Syekh Nawawi Al Bantani; Guru Besar Asal Indonesia Paling Populer di Makkah

Syekh Nawawi bin Umar merupakan salah satu ulama asal Indonesia yang memiliki gelar “Sayyid al-Ulama al-Hijaz”. Sebutan Syekh Nawawi al Bantani cukup populer dikalangan para penggiat ilmu keislaman. Namanya banyak tertera di berbagai kitab kuning dalam beberapa fan ilmu agama. Nama lengkapnya adalah Muhammad Nawawi bin Umar bin Arbi al-Jawi al-Bantani. 

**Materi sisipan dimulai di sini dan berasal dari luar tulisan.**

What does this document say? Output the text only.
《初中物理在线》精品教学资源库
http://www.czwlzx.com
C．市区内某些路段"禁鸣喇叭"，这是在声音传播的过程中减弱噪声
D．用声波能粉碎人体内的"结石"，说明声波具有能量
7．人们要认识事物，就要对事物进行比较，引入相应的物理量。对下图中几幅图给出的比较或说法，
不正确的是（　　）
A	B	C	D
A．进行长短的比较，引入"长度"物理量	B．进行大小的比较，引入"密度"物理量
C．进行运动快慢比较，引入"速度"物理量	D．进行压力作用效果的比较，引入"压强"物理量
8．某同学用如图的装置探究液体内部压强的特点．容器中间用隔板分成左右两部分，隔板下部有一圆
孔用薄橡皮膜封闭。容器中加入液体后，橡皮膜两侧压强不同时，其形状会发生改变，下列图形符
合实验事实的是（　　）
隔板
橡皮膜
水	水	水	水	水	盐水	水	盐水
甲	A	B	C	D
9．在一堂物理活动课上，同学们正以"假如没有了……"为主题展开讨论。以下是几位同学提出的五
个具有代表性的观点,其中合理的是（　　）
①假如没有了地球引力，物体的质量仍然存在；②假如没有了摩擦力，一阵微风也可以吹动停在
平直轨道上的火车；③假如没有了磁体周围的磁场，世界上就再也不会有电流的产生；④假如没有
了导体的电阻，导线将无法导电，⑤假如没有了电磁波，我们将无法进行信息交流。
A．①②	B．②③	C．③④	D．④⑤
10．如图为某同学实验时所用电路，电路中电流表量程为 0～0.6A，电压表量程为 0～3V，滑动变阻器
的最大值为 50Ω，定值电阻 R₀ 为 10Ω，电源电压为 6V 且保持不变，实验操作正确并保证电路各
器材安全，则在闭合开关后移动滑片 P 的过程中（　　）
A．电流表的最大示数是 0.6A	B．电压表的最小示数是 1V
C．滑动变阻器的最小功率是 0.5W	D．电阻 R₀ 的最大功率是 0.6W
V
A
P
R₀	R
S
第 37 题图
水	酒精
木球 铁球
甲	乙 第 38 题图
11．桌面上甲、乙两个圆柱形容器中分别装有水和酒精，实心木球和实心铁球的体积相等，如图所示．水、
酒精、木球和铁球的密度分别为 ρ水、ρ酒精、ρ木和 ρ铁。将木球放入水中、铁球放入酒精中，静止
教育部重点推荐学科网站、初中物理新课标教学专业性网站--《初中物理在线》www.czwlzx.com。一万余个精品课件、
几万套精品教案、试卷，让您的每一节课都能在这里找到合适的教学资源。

Al-Jawi adalah nisbat dari tanah kelahirannya yang mana ketika itu daerah Jawa lebih dikenal sebagai nama sebuah negara daripada negara Indonesia sendiri. Hal ini, karena dikala itu Indonesia masih belum terbentuk sebagai suatu negara. Sedangkan Al-Bantany adalah nisbatnya pada kota Banten, kota kelahiran beliau. 

Di samping juga untuk membedakan beliau dengan ulama lain yang juga dikenal dengan sebutan Syekh Nawawi, seperti Syekh Abi Zakariyya Muhyiddin Ibn Sharaf al Nawawi yang berasal dari Nawa, Damaskus. 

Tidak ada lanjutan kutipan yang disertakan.